You know what one of the hardest things is, that life can bring? Praise. At least for me, it was. But more on that later. Foreshadowing, it’s a foreshadow, you got your foreskin and your foreshadow. That last line is a quote from the Peppers’ lead singer, so it must be true. Oh, c’mon, just smile to politely pretend you thought that was funny. Back to business.
The crux of wanting it ALL is in the “And not just the good bits”-part. When I said I wanted everything, I thought it meant: I want to be a consultant and a carpenter and a cook and I want to be more compassionate and also really rich and take responsibility oh and I want to be able to cook better than Menko and be great at … etc. Like a pig, in a cage, on antibiotics, I think now, looking back on what I thought I wanted back then.

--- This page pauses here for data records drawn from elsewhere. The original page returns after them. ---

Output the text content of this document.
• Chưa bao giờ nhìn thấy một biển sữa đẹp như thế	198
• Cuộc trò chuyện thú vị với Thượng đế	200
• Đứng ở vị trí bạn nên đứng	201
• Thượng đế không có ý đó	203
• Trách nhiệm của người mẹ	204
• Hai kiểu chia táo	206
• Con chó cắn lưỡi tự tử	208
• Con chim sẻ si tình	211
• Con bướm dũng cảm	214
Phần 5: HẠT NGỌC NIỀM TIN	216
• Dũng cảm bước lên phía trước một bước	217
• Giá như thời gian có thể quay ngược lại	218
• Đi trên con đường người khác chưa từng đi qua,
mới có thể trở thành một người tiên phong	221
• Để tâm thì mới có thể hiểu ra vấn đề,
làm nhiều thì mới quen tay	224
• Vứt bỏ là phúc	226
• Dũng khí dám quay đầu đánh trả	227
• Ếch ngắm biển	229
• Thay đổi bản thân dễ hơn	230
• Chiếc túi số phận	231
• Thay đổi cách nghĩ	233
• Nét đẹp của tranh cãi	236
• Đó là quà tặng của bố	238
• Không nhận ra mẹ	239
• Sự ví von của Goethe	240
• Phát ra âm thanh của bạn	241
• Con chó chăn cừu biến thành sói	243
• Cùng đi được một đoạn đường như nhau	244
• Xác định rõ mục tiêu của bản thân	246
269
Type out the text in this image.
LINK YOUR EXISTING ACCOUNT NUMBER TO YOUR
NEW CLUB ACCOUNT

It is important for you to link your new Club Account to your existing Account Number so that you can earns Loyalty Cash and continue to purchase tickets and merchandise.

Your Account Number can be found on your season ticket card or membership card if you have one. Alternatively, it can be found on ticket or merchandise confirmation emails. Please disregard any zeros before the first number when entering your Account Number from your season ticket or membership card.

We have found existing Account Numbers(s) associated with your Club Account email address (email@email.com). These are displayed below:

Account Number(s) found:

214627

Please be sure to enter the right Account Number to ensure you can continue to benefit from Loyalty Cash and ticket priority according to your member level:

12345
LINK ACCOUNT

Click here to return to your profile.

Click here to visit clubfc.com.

Not just the good bits. Just like your emotions. You can’t just be happy, sadness wants to be felt as well. If you suppress one kind of emotion, the others go: “Fuck you, Mr. Sadness is our friend, if you don’t want him around, we won’t come either.” Life is the same way. You try to strive for pleasure and avoid pain, as you should, but if pain shows up, you can’t just ignore it. If you want Life to flow through you, you’d better be open to all it has to bring, not just the good bits. Don’t prefer. Fuck, this is one of the first lessons of Zen, and I don’t think I ever got it, until now, writing this. Thank you, reader, for giving me a reason to sit down and do this.